Homeless and Hoarding

Leah Sottile: Fear meets Sarah Wolff in the elevator.

It’s standing beside her as she rides to her third-floor apartment. Taunting her. Tapping her shoulder and whispering in her ear.

“When I get off the elevator up here, I panic,” she says. She can’t see her apartment door from the elevator. “Is there a note saying ‘You’re evicted, you can’t live here anymore?’ I have that panic every time I leave the apartment … I’m like, ‘Oh please don’t let there be anything on the door. Dear God. Please.’”

Wolff, a 29-year-old formerly homeless mother, is haunted by that fear. She thinks about loss constantly. Losing her apartment. Losing her things. Losing Aiden, her 9-year-old son, again.

Sometimes those fears are so great, she doesn’t leave her apartment at all. Safe in her home, she surrounds herself with the things she loves: balls of yarn for knitting blankets and scarves, books, movies. There are toys and books for Aiden, too.

“I’ve always been one to hold onto stuff,” she says. She thinks that’s because she lost so many people in her life when she was young. Now she holds everyone, and everything, close.

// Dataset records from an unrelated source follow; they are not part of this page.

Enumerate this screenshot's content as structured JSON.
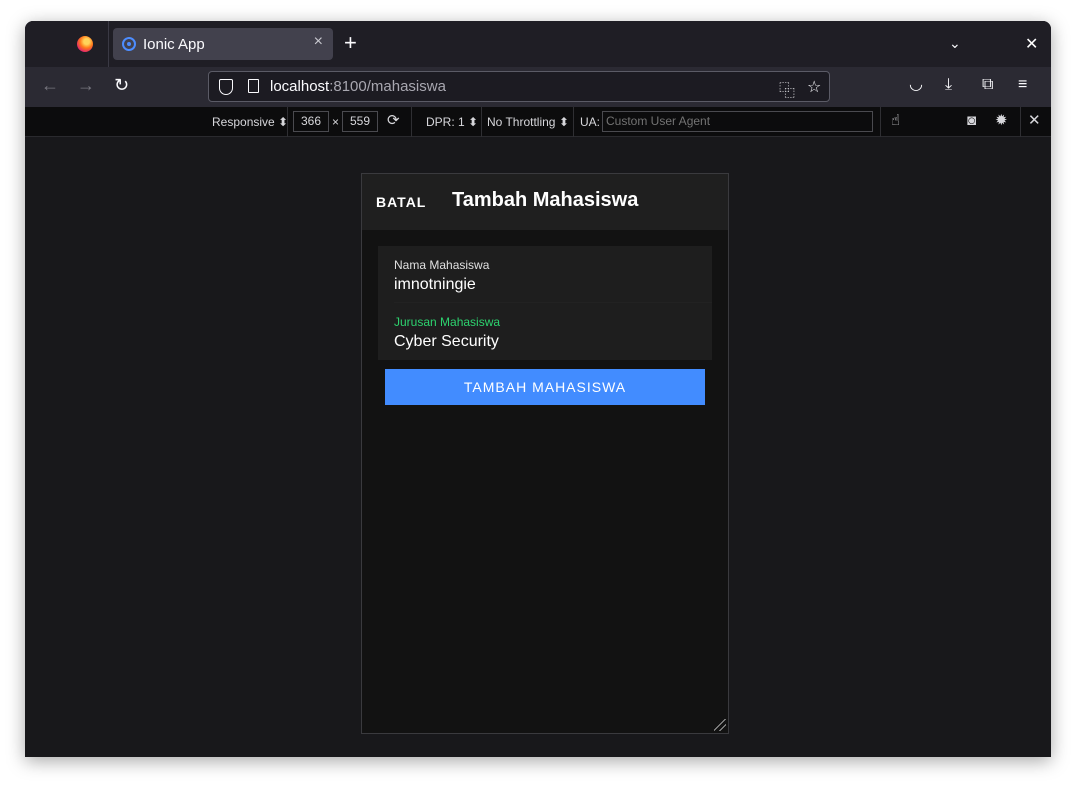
{
  "browser": {
    "tab": {
      "title": "Ionic App",
      "close_icon": "×"
    },
    "new_tab_icon": "+",
    "tabs_menu_icon": "⌄",
    "window_close_icon": "✕",
    "nav": {
      "back": "←",
      "forward": "→",
      "reload": "↻"
    },
    "url": {
      "host": "localhost",
      "rest": ":8100/mahasiswa"
    },
    "toolbar_icons": {
      "translate": "⿻",
      "bookmark": "☆",
      "pocket": "◡",
      "download": "⤓",
      "extensions": "⧉",
      "menu": "≡"
    }
  },
  "devtools": {
    "responsive_label": "Responsive ⬍",
    "width": "366",
    "times": "×",
    "height": "559",
    "rotate_icon": "⟳",
    "dpr_label": "DPR: 1 ⬍",
    "throttling_label": "No Throttling ⬍",
    "ua_label": "UA:",
    "ua_placeholder": "Custom User Agent",
    "touch_icon": "☝",
    "screenshot_icon": "◙",
    "settings_icon": "✹",
    "close_icon": "✕"
  },
  "app": {
    "cancel_label": "BATAL",
    "title": "Tambah Mahasiswa",
    "fields": [
      {
        "label": "Nama Mahasiswa",
        "value": "imnotningie"
      },
      {
        "label": "Jurusan Mahasiswa",
        "value": "Cyber Security"
      }
    ],
    "submit_label": "TAMBAH MAHASISWA"
  },
  "colors": {
    "primary": "#428cff",
    "focused_label": "#2dd36f",
    "app_background": "#121212"
  }
}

She wonders if all that loss is why she has so much “crap.” That’s what she calls it. Wolff literally surrounds herself with possessions. Before visitors come over, there’s a skinny path she and her son walk to navigate the apartment—a path that carves through piles of dirty clothes, shopping bags overflowing with balls of yarn and knitting needles, through books, shoes, DVD cases, and empty soda cans. Tidying up means she crams piles of dirty clothes into a closet and hopes the door stays shut. She shoves some things into a plastic garbage bag, but leaves the bag in the middle of the living-room floor. Dishes are piled on every surface in the kitchen. Jumbo packs of toilet paper are crammed under a desk.